Arguably, technology is no panacea and historically, it has created new and unforeseen problems. For example, the present global unconventional natural gas boom spurred by technological innovations such as horizontal drilling and hydraulic fracturing, has opened vast non-renewable energy supplies at the expense of water quality, quantity, and availability. Achieving sustainable (i.e. renewable) global energy solutions will not eliminate water insecurity, especially in water-poor nations, but it will remove one unnecessary stressor to our precious water resources.
At what level of action and in what manner should we address the energy-water crisis? While water and energy policy are largely regarded as separate arenas, specifically in the U.S. context, they should be treated holistically within the same political debate. Thus, redefining water and energy as inseparable is critical. From the grassroots to the global political sphere, immediate problem redefinition and political action are prerequisites to stalling the energy-water crisis. In the affluent world, individuals can eat less meat, pressure politicians, drive less, buy local food, direct consumerism to greener products, and form broad coalitions promoting social/political change. Individual lifestyle changes and political action in the global north are insufficient and political institutional action at the municipal, state, regional, nation-state, and international level must follow.
Governmental policy solutions range from the one-size-fits-all, prescriptive command-and-control style regulations to market-based initiatives (MBIs) to more sustainable options.
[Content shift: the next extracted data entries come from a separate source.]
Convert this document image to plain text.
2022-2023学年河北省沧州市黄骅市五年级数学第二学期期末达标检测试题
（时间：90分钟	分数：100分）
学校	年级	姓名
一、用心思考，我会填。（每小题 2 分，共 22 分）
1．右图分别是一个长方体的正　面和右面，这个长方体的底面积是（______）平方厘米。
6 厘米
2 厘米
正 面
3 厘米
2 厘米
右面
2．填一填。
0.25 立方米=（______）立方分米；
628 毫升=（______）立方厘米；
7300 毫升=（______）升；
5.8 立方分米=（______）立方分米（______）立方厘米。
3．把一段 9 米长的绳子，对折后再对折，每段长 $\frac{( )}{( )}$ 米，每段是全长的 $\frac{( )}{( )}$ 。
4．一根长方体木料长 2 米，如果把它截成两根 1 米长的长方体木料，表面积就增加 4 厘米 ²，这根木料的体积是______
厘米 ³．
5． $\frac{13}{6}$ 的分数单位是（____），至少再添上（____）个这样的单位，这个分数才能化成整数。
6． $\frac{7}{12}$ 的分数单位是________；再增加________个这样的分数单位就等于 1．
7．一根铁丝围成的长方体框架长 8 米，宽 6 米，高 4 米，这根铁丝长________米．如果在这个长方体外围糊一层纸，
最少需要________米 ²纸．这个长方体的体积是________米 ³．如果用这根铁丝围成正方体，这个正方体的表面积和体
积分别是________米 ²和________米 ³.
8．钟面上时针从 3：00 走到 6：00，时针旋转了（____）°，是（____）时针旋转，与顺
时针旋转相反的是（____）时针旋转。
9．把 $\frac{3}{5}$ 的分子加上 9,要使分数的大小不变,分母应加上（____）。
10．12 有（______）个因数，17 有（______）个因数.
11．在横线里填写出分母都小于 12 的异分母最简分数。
For example, renewable portfolio standard policies (RPSs) mandate that major energy providers produce a certain percentage of their energy from renewable supplies such as wind and solar by a certain date. Not only will these state and national policies advance water conserving energy sources, it will create a business opportunity where technological advancements and economies of scale can reduce prices. This, in turn, will enable the developed world to transfer this technology to the developing world, moving them up the energy ladder to renewables and effectively skipping the fossil fuel addiction completely.
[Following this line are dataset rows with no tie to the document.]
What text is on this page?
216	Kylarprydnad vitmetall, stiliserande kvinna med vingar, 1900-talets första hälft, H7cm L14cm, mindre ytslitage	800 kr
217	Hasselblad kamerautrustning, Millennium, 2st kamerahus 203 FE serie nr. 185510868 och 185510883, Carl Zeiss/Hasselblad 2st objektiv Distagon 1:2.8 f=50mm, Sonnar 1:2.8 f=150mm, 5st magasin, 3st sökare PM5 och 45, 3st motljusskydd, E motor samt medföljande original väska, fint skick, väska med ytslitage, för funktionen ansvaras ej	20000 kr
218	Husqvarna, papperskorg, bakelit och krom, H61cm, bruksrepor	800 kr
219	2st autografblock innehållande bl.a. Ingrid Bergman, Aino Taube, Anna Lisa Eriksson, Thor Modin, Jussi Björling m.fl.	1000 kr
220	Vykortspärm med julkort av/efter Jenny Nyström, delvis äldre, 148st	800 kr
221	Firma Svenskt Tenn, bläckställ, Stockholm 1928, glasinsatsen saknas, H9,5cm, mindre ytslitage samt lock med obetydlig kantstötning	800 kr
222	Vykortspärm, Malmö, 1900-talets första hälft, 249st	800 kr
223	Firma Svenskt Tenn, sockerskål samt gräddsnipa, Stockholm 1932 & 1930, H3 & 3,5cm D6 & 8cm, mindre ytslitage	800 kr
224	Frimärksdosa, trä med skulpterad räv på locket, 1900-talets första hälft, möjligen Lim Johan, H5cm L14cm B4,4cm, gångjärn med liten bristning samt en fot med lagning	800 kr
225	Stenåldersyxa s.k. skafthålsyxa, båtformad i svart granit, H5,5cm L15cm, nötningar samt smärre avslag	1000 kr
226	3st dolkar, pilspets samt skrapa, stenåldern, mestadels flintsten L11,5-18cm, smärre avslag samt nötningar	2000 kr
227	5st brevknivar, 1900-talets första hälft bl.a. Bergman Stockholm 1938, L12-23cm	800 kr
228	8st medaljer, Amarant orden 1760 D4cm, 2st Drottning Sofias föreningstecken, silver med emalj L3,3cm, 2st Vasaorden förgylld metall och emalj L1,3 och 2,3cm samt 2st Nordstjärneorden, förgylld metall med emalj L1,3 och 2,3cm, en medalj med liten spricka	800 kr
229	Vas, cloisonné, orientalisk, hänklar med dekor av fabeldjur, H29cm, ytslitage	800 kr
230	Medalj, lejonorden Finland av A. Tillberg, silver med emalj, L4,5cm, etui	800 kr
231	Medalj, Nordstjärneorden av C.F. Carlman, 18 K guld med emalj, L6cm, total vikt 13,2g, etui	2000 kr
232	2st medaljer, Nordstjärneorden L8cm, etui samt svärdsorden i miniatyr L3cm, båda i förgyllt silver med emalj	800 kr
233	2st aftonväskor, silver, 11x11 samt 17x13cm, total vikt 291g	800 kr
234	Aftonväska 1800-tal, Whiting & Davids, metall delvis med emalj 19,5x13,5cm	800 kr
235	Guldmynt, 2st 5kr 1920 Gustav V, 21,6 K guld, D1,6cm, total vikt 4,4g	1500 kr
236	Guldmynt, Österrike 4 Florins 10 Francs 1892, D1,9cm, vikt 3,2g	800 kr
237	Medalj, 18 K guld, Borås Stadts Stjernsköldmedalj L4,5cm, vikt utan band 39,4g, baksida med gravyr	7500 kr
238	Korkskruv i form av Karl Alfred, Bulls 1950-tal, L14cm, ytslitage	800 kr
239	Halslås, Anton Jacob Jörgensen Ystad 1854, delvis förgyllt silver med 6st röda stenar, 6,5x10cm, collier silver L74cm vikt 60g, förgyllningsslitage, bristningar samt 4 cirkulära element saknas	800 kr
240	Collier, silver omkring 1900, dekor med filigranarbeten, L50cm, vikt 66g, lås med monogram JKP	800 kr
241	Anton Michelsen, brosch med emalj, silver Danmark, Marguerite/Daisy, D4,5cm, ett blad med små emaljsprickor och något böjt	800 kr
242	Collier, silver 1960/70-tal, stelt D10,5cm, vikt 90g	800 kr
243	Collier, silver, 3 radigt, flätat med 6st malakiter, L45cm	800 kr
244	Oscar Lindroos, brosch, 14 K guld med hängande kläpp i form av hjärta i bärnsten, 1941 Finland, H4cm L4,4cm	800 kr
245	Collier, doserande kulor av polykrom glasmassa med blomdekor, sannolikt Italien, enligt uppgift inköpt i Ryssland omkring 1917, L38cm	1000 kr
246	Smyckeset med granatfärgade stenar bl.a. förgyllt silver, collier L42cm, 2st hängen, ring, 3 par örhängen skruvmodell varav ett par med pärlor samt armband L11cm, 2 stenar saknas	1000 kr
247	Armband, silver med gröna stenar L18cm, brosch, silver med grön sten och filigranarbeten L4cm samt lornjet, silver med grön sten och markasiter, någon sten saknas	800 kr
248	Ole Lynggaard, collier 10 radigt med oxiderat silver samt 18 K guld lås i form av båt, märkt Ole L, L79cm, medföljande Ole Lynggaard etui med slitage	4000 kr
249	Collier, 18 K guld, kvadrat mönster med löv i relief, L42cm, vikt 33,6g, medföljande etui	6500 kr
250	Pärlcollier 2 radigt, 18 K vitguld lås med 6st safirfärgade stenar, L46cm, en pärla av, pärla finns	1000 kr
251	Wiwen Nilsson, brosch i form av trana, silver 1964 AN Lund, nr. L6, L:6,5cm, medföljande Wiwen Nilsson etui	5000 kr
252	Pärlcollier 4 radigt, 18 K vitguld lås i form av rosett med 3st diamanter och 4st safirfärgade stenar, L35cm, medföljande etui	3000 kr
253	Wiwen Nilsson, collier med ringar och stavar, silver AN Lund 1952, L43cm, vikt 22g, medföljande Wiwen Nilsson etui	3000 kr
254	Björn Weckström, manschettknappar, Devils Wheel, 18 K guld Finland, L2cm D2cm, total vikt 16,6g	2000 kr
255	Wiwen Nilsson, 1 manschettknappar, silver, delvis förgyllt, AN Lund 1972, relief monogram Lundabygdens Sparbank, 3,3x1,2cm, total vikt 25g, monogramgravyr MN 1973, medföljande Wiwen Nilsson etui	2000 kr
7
What can individuals, businesses, the collective, and governments do to achieve energy sustainability and increase water security? Enact RPSs, promote sustainable practices, transfer renewable energy technology to the global south, fundamentally redefine how energy relates to water, and replace the fossil fuel paradigm with a renewable, water-conserving paradigm. This requires immediate action from the individual to the global level and with present policies, our energy and water are running out.